In March 1867, B.C. reformers managed to convince Governor Seymour (who opposed union with Canada) to send a telegram to the Colonial Office asking that a provision allowing for British Columbia's possible entrance into Confederation be included in the British North America Act. The Colonial Office saw merit in the suggestion, but drew attention to a major obstacle—the thousands of kilometres of Hudson's Bay Company land (known as Rupert's Land and the North-West Territory) separating B.C. from the rest of Canada. To extend its territory from coast to coast, Canada had to acquire this land.

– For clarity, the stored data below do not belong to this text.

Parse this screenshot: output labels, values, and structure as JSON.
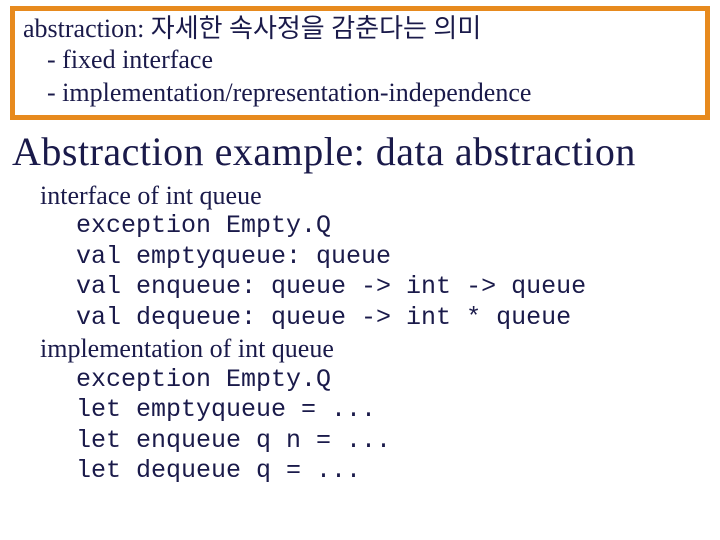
{
  "box": {
    "line1": "abstraction: 자세한 속사정을 감춘다는 의미",
    "bullet1": "- fixed interface",
    "bullet2": "- implementation/representation-independence"
  },
  "title": "Abstraction example: data abstraction",
  "interface": {
    "head": "interface of int queue",
    "l1": "exception Empty.Q",
    "l2": "val emptyqueue: queue",
    "l3": "val enqueue: queue -> int -> queue",
    "l4": "val dequeue: queue -> int * queue"
  },
  "impl": {
    "head": "implementation of int queue",
    "l1": "exception Empty.Q",
    "l2": "let emptyqueue = ...",
    "l3": "let enqueue q n = ...",
    "l4": "let dequeue q = ..."
  }
}
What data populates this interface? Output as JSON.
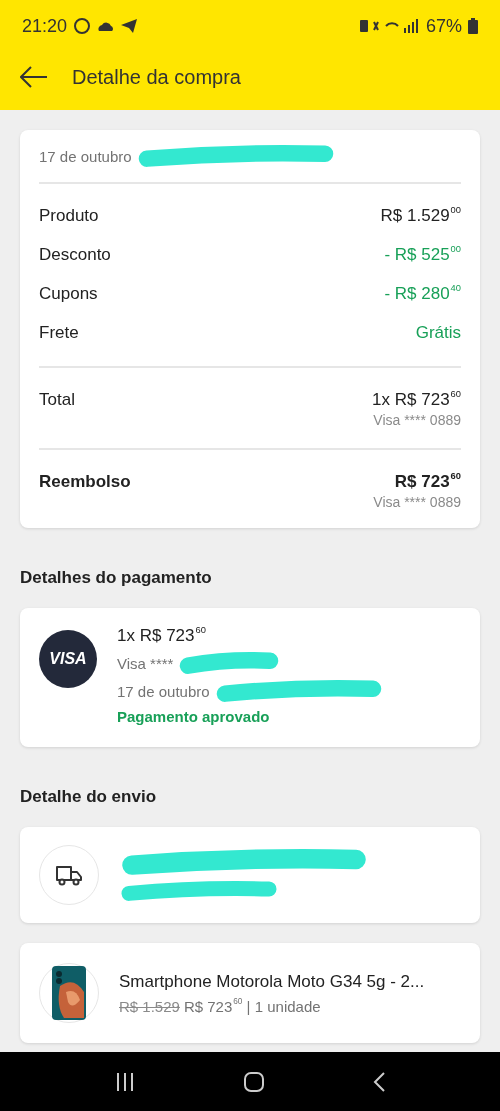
{
  "status_bar": {
    "time": "21:20",
    "battery": "67%"
  },
  "app_bar": {
    "title": "Detalhe da compra"
  },
  "summary": {
    "date": "17 de outubro",
    "lines": [
      {
        "label": "Produto",
        "value": "R$ 1.529$^{00}$",
        "color": "#222222"
      },
      {
        "label": "Desconto",
        "value": "- R$ 525$^{00}$",
        "color": "#18a058"
      },
      {
        "label": "Cupons",
        "value": "- R$ 280$^{40}$",
        "color": "#18a058"
      },
      {
        "label": "Frete",
        "value": "Grátis",
        "color": "#18a058"
      }
    ],
    "totals": [
      {
        "label": "Total",
        "value": "1x R$ 723$^{60}$",
        "card": "Visa **** 0889",
        "bold": false
      },
      {
        "label": "Reembolso",
        "value": "R$ 723$^{60}$",
        "card": "Visa **** 0889",
        "bold": true
      }
    ]
  },
  "payment": {
    "heading": "Detalhes do pagamento",
    "brand": "VISA",
    "amount": "1x R$ 723$^{60}$",
    "card": "Visa ****",
    "date": "17 de outubro",
    "status": "Pagamento aprovado"
  },
  "shipping": {
    "heading": "Detalhe do envio"
  },
  "product": {
    "name": "Smartphone Motorola Moto G34 5g - 2...",
    "old_price": "R$ 1.529",
    "price": "R$ 723$^{60}$ | 1 unidade"
  }
}
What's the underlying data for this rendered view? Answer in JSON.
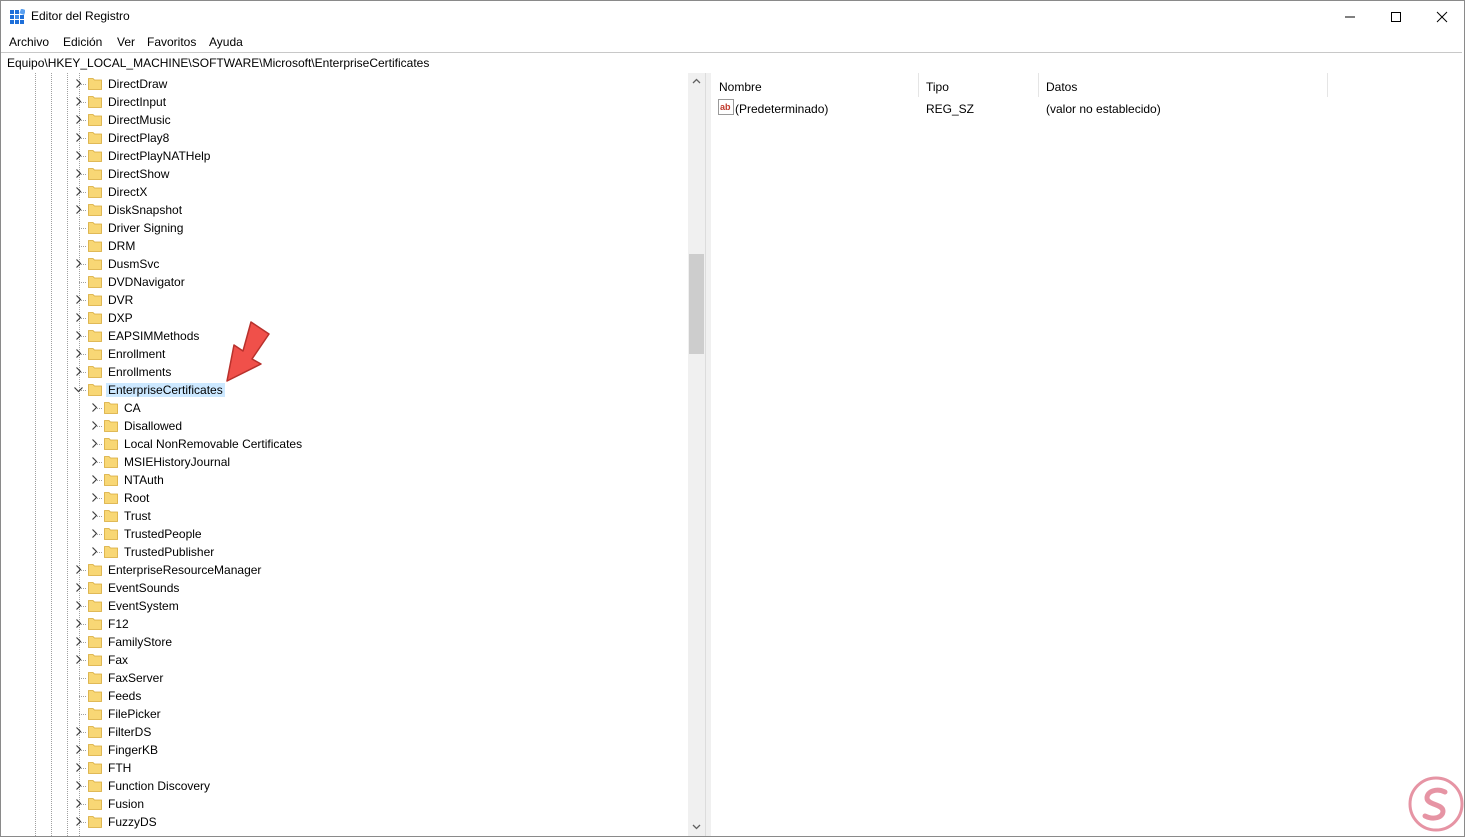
{
  "window": {
    "title": "Editor del Registro",
    "controls": {
      "minimize": "minimize",
      "maximize": "maximize",
      "close": "close"
    }
  },
  "menu": [
    "Archivo",
    "Edición",
    "Ver",
    "Favoritos",
    "Ayuda"
  ],
  "address": "Equipo\\HKEY_LOCAL_MACHINE\\SOFTWARE\\Microsoft\\EnterpriseCertificates",
  "tree": [
    {
      "label": "DirectDraw",
      "level": 0,
      "expander": "collapsed"
    },
    {
      "label": "DirectInput",
      "level": 0,
      "expander": "collapsed"
    },
    {
      "label": "DirectMusic",
      "level": 0,
      "expander": "collapsed"
    },
    {
      "label": "DirectPlay8",
      "level": 0,
      "expander": "collapsed"
    },
    {
      "label": "DirectPlayNATHelp",
      "level": 0,
      "expander": "collapsed"
    },
    {
      "label": "DirectShow",
      "level": 0,
      "expander": "collapsed"
    },
    {
      "label": "DirectX",
      "level": 0,
      "expander": "collapsed"
    },
    {
      "label": "DiskSnapshot",
      "level": 0,
      "expander": "collapsed"
    },
    {
      "label": "Driver Signing",
      "level": 0,
      "expander": "none"
    },
    {
      "label": "DRM",
      "level": 0,
      "expander": "none"
    },
    {
      "label": "DusmSvc",
      "level": 0,
      "expander": "collapsed"
    },
    {
      "label": "DVDNavigator",
      "level": 0,
      "expander": "none"
    },
    {
      "label": "DVR",
      "level": 0,
      "expander": "collapsed"
    },
    {
      "label": "DXP",
      "level": 0,
      "expander": "collapsed"
    },
    {
      "label": "EAPSIMMethods",
      "level": 0,
      "expander": "collapsed"
    },
    {
      "label": "Enrollment",
      "level": 0,
      "expander": "collapsed"
    },
    {
      "label": "Enrollments",
      "level": 0,
      "expander": "collapsed"
    },
    {
      "label": "EnterpriseCertificates",
      "level": 0,
      "expander": "expanded",
      "selected": true
    },
    {
      "label": "CA",
      "level": 1,
      "expander": "collapsed"
    },
    {
      "label": "Disallowed",
      "level": 1,
      "expander": "collapsed"
    },
    {
      "label": "Local NonRemovable Certificates",
      "level": 1,
      "expander": "collapsed"
    },
    {
      "label": "MSIEHistoryJournal",
      "level": 1,
      "expander": "collapsed"
    },
    {
      "label": "NTAuth",
      "level": 1,
      "expander": "collapsed"
    },
    {
      "label": "Root",
      "level": 1,
      "expander": "collapsed"
    },
    {
      "label": "Trust",
      "level": 1,
      "expander": "collapsed"
    },
    {
      "label": "TrustedPeople",
      "level": 1,
      "expander": "collapsed"
    },
    {
      "label": "TrustedPublisher",
      "level": 1,
      "expander": "collapsed"
    },
    {
      "label": "EnterpriseResourceManager",
      "level": 0,
      "expander": "collapsed"
    },
    {
      "label": "EventSounds",
      "level": 0,
      "expander": "collapsed"
    },
    {
      "label": "EventSystem",
      "level": 0,
      "expander": "collapsed"
    },
    {
      "label": "F12",
      "level": 0,
      "expander": "collapsed"
    },
    {
      "label": "FamilyStore",
      "level": 0,
      "expander": "collapsed"
    },
    {
      "label": "Fax",
      "level": 0,
      "expander": "collapsed"
    },
    {
      "label": "FaxServer",
      "level": 0,
      "expander": "none"
    },
    {
      "label": "Feeds",
      "level": 0,
      "expander": "none"
    },
    {
      "label": "FilePicker",
      "level": 0,
      "expander": "none"
    },
    {
      "label": "FilterDS",
      "level": 0,
      "expander": "collapsed"
    },
    {
      "label": "FingerKB",
      "level": 0,
      "expander": "collapsed"
    },
    {
      "label": "FTH",
      "level": 0,
      "expander": "collapsed"
    },
    {
      "label": "Function Discovery",
      "level": 0,
      "expander": "collapsed"
    },
    {
      "label": "Fusion",
      "level": 0,
      "expander": "collapsed"
    },
    {
      "label": "FuzzyDS",
      "level": 0,
      "expander": "collapsed"
    }
  ],
  "columns": {
    "name": "Nombre",
    "type": "Tipo",
    "data": "Datos"
  },
  "values": [
    {
      "icon": "string-value-icon",
      "name": "(Predeterminado)",
      "type": "REG_SZ",
      "data": "(valor no establecido)"
    }
  ],
  "colors": {
    "selection": "#cce8ff",
    "folder": "#f8d775",
    "annotation_arrow": "#f0504a",
    "watermark": "#d23c5a"
  }
}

Other Westerners saw annexation to the United States as a logical solution. But pro-Canada forces received a major boost in 1869 when Canada acquired Rupert's Land from the HBC. As in the other British colonies, English remained the official language in B.C. by virtue of British law.

Effects of political change on Language in Canada

In the early 19th century, Anglophones and Francophones were equally numerous in United Canada, which had two parts: Canada East (part of the current province of Quebec) and Canada West (what is currently southern Ontario). Canada East was the most populous with 697,000 inhabitants in 1844, some 75% of whom were francophone. British, Scottish, Irish, and aboriginal inhabitants made up the remainder. Canada West had 450,000 inhabitants in 1848, 2.5% of whom were francophone. The vast majority of its inhabitants were of Anglo-Saxon (British, Scottish, Irish, and American) or aboriginal origin.

Elsewhere, the population of the Atlantic colonies was over 500,000. Nova Scotia, which had 202,000 inhabitants, was the most populated, followed by New Brunswick (156,000 inhabitants in 1840), Newfoundland (96,000 inhabitants in 1845), and Prince Edward Island (47,000 inhabitants in 1841). Recent political and economic upheavals were changing the languages spoken in British North America.

The West, then known as Rupert's Land, belonged to the Hudson's Bay Company. It was still populated by aboriginals and Métis (some 5,000 in all). The white presence was limited to Hudson's Bay Company trading posts; several Catholic, Anglican, and Methodist missions; and isolated settlements on the banks of the Red River in the south of the current province of Manitoba.